Cybersecurity insurance coverage also is an effective tool for law firms to mitigate liability and financial loss in the event of a cyber attack. With cyber attacks on the rise, cybersecurity insurance coverage, whether it be through a rider to the firm’s professional liability policy or a separate cyber policy, is a must. However, this requires careful examination of the terms of the policy and applicable exclusions. Many law firms mistakenly believe that their traditional malpractice policy will cover any number of cyber-related claims, even those that do not result in a traditional malpractice claim.

The available coverage in the event of a cyber attack has been the subject of much litigation in recent months, with insurance companies arguing, for example, that events such as the fraudulent transfer of funds in response to a phishing attack are not covered under the policy's computer fraud, funds transfer fraud, and forgery clauses. Such policies often are not as comprehensive as one might think. The safest route is usually to purchase a policy that is specific to cyber-related issues, which often are unrelated to traditional legal malpractice claims.

Conclusion
Ultimately, a lawyer’s or law firm's standard of care is a moving target in the digital age. As firms progressing into the digital age more frequently use artificial intelligence (AI) services to perform legal research and write briefs, it is likely that a data breach will occur when using these services and that a malpractice claim will arise, alleging that the firm failed fully to protect the clients’ data when using the AI services. While firms may see AI services as a source of client development and revenue generation, firms still need to implement the protections set forth above when using these services. Even more, a firm that is the victim of a ransomware attack also may be subject to a malpractice claim, raising the question of whether the firm owes the client a duty to pay the ransom to retrieve the sensitive information that was accessed and whether the firm violates that duty should it choose not to pay the ransom.

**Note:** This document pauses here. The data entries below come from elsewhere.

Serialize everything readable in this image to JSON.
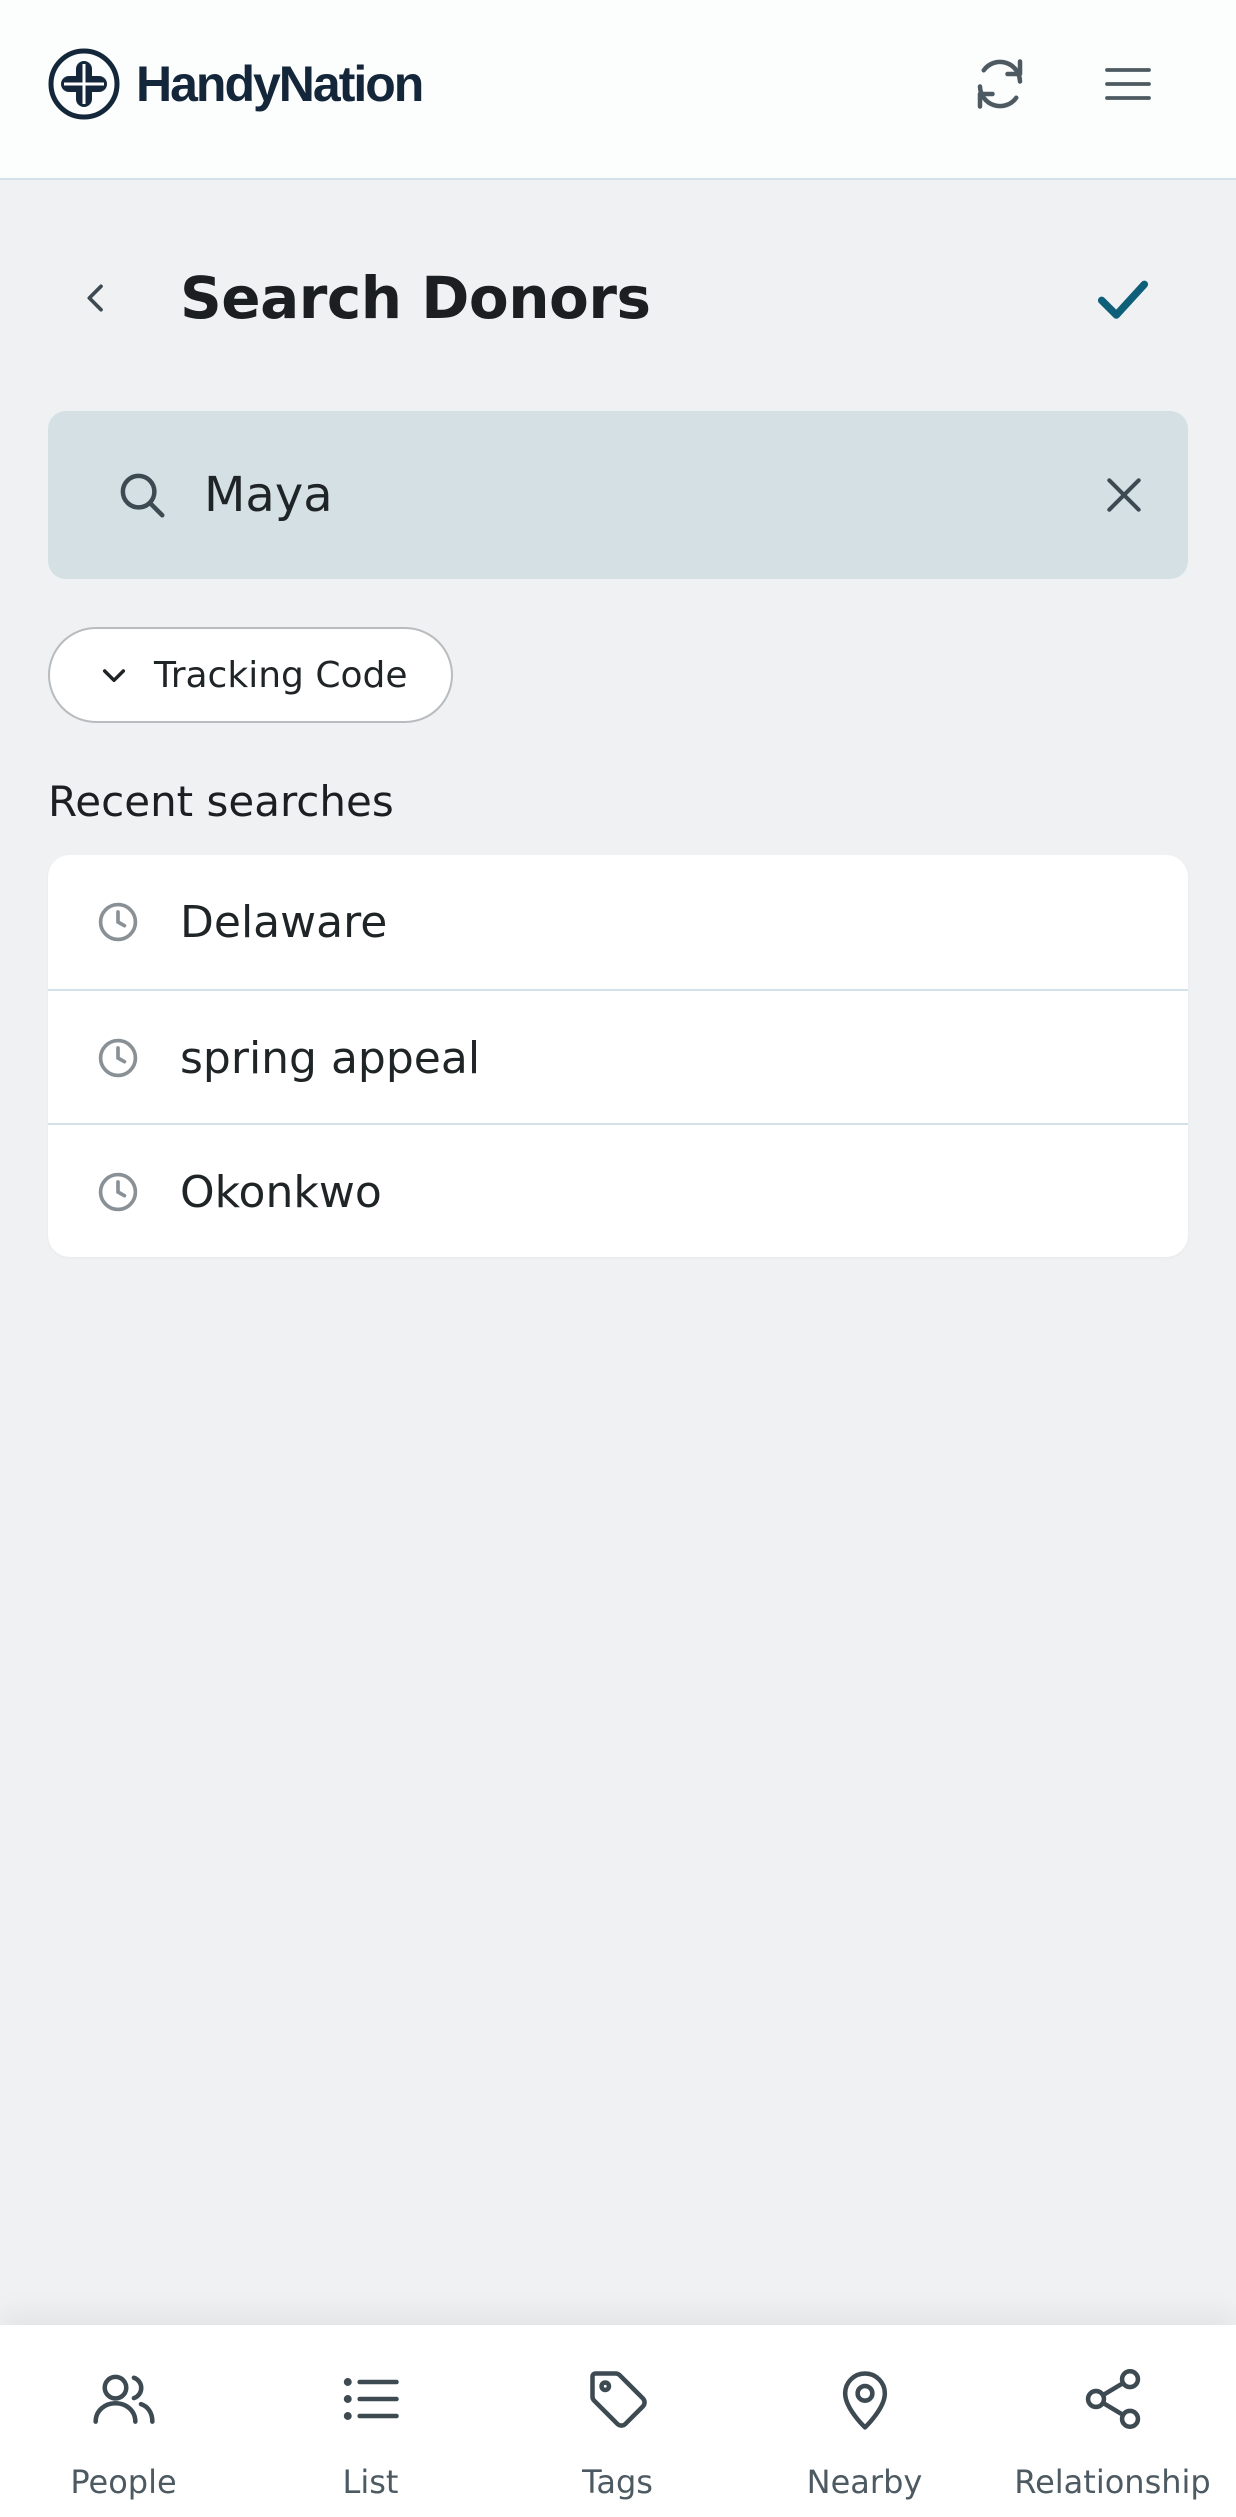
{
  "header": {
    "brand_name": "HandyNation",
    "refresh_icon": "refresh-icon",
    "menu_icon": "hamburger-menu-icon"
  },
  "page": {
    "title": "Search Donors",
    "back_icon": "chevron-left-icon",
    "confirm_icon": "checkmark-icon"
  },
  "search": {
    "value": "Maya",
    "icon": "search-icon",
    "clear_icon": "close-icon"
  },
  "filter_chip": {
    "label": "Tracking Code",
    "icon": "chevron-down-icon"
  },
  "recent": {
    "title": "Recent searches",
    "items": [
      {
        "label": "Delaware",
        "icon": "clock-icon"
      },
      {
        "label": "spring appeal",
        "icon": "clock-icon"
      },
      {
        "label": "Okonkwo",
        "icon": "clock-icon"
      }
    ]
  },
  "bottom_nav": {
    "items": [
      {
        "label": "People",
        "icon": "people-icon"
      },
      {
        "label": "List",
        "icon": "list-icon"
      },
      {
        "label": "Tags",
        "icon": "tag-icon"
      },
      {
        "label": "Nearby",
        "icon": "map-pin-icon"
      },
      {
        "label": "Relationship",
        "icon": "share-network-icon"
      }
    ]
  },
  "colors": {
    "brand": "#14273a",
    "accent": "#0e5f78",
    "background": "#eff1f3",
    "search_background": "#d5e0e4",
    "divider": "#d3e1e8",
    "nav_text": "#4d5a62"
  }
}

Undoubtedly, the publicity that data breaches receive and the growing body of legislative and regulatory efforts put the onus on not only those in custody of private information but also those hired by such entities to meet stringent data protection requirements or face fines, penalties, and civil liability. See, e.g., N.Y. Gen. Bus. Law § 899-aa (giving the state attorney general the right to bring an action against a business for violation of New York’s cybersecurity regulations); N.Y. Comp. Codes R. & Regs., tit. 23, pt. 500 (governing institutions regulated by the New York Department of Financial Services); European Union General Data Protection Regulation (among other components, governing data protection and privacy requirements for those conducting business that impacts individuals in the EU). Many states have regulations similar to New York's, which allow the attorney general or another governmental entity to bring an action against the business for violation of the state’s cybersecurity regulations.

The "police" are no longer interested in only the "bank robber"; they are coming after the "bank." That inherently must change the way those with access to private information protect that information, including lawyers and law firms.